Misty Oxford Wandering

Geese!

This afternoon, between bouts of reading Connelly’s The Terms of Political Discourse, I went for a long solitary walk along the darkening riverside. It was reminiscent of my long wander in the cold in Helsinki and it effected a fairly comprehensive shift in the way I was feeling. In contrast to the increasing gloom, I found my mood progressively lightening. That may be partly because the river is the only place in Oxford where you see significant numbers of animals, aside from police horses. There were herons and Greylag Geese, as well as teams of rowers moving in elegantly coordinated fashion along the Isis. I know this is the second time these particular waterfowl have been the subject of the photo of the day, but I feel a considerable amount of affection towards them. They have a look that I really appreciate, and they are completely fearless when it comes to people, which makes it easier to photograph them.

Walking along the tributary of the Isis that breaks northward towards Merton College, while listening to Vivaldi’s “Winter” (perhaps my favourite piece for strings), I felt almost perfectly at home. Because of the cloud and gathering darkness, I was the only person in the whole vast area, a circumstance that cannot help but conjure a sense of liberation. Returning to Starbucks to carry on reading, I felt like my brain had been completely reset and that everything that had happened in the last few days had taken place a long time ago. Paradoxical as it may be to feel at home in disconnection, it makes sense to me. The times when the world seems most incomprehensible are exactly those where the precise place and time you are at become critically important.

As I mentioned to Bilyana earlier today, Oxford life has reached the point of mental saturation for me. Like the vague feeling of eternal placement you get a few months after returning to school after a break, it has become something so automatically present as to comprise almost everything you can remember or imagine. This isn’t really a positive or negative development, in and of itself. It’s simply reflective of comprehensive immersion in an environment. All this is partly a reflection of comfort: I know the city now and would never think of carrying around a map, as I did during my first few weeks. Also, I know from my first-term evaluations that I am at least meeting the standard for my program – an enormous relief to someone a bit anxious at starting at a new school.

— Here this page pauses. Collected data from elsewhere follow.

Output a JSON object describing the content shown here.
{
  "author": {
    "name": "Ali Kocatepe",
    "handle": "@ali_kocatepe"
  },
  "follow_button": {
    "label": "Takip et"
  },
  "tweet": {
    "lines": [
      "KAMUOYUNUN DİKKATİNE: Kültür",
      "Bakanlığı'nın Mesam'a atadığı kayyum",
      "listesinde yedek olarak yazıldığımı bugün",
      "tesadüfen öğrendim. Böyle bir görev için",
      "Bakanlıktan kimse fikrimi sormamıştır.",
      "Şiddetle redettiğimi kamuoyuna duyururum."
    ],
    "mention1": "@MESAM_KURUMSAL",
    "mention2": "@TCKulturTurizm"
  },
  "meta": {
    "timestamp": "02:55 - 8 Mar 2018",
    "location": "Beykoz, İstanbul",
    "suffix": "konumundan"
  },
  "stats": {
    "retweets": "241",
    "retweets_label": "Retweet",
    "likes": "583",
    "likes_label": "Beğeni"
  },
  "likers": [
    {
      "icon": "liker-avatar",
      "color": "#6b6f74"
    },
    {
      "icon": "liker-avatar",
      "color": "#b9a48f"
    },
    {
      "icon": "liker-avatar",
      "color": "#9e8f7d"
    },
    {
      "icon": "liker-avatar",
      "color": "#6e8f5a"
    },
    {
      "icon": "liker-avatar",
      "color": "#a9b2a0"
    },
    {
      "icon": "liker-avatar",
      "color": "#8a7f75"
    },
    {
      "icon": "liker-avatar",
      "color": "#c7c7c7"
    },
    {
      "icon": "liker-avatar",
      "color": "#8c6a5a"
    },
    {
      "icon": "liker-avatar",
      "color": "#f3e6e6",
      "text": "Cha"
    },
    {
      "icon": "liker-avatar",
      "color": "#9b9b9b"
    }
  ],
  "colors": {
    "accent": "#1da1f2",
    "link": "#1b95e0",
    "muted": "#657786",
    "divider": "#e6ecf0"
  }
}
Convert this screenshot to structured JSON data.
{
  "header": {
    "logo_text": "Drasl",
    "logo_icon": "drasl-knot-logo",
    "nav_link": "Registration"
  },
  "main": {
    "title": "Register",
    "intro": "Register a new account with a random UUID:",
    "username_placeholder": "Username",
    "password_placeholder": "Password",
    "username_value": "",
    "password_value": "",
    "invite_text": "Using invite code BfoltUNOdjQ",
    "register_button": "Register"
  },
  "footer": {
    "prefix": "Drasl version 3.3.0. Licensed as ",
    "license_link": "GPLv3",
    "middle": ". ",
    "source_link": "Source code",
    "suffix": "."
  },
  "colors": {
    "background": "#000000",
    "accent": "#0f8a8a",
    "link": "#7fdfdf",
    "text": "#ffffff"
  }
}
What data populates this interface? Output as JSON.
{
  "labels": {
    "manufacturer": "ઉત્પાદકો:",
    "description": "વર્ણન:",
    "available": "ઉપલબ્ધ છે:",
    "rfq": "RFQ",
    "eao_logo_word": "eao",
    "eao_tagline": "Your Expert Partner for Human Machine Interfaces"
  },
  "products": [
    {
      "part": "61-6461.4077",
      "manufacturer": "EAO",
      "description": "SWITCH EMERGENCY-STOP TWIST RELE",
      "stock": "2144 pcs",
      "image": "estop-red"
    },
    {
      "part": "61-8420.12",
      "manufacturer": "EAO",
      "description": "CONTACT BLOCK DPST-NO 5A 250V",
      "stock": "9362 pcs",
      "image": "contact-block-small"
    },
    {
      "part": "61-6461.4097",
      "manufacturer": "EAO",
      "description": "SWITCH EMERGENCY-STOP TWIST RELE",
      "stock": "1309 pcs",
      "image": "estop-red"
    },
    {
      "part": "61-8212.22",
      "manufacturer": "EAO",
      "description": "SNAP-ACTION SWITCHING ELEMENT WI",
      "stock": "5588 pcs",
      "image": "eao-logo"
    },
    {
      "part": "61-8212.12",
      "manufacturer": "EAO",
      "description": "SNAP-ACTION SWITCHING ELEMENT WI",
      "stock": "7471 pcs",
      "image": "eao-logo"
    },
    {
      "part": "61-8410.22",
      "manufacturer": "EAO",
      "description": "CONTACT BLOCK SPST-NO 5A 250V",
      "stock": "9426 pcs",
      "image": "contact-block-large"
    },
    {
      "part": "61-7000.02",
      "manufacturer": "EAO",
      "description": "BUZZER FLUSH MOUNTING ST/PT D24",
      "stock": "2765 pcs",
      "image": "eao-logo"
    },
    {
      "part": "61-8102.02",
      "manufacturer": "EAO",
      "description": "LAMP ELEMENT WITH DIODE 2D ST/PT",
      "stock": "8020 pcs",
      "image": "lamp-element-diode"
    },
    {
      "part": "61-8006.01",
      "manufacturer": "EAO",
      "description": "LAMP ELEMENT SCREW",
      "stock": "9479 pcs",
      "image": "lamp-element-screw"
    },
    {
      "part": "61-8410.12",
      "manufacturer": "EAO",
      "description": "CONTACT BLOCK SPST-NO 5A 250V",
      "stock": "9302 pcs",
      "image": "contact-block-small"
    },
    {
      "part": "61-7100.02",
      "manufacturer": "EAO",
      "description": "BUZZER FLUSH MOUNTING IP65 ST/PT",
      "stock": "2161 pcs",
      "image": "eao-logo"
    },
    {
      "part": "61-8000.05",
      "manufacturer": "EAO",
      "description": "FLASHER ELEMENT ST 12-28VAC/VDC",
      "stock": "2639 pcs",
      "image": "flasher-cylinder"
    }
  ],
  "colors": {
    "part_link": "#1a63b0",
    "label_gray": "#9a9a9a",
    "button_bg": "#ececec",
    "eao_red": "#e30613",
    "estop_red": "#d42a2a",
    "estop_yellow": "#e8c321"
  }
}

Oxbloggers meeting postponed

On the matter of the bloggers’ gathering initially planned for this Friday, it seems that most people want the date shifted. Since there isn’t really a mechanism for coordinating otherwise, I will just arbitrarily dictate a new date that seems to work for most people. I hope to see many of you there.

New Oxbloggers’ Meeting date: Tuesday, February 21st. 8:00pm. The Turf Tavern.


  • The Sainsbury’s Chunky Vegetable Chili soup is quite good, probably their second best vegetarian soup after Tomato Basil. Given that I’ve eaten about thirty litres of the latter, it’s nice to have something new to try. I appreciate that the chili soup is at least slightly spicy, and that is has beans in it. I can’t even look at the Carrot and Coriander soup, since I bought fifteen of them when they were on sale for 20p each.
  • Some particularly clever articles from The Onion: on endangered species and American politics.

On Canadian Music

One thing I have really enjoyed about being in Oxford has been having the chance to introduce friends here to some of my favourite Canadian music. It’s a really gratifying bit of expat nationalism to be able to impress someone with the quality and variety not only of music from your home country, but of music from there that has been made by people you’ve met.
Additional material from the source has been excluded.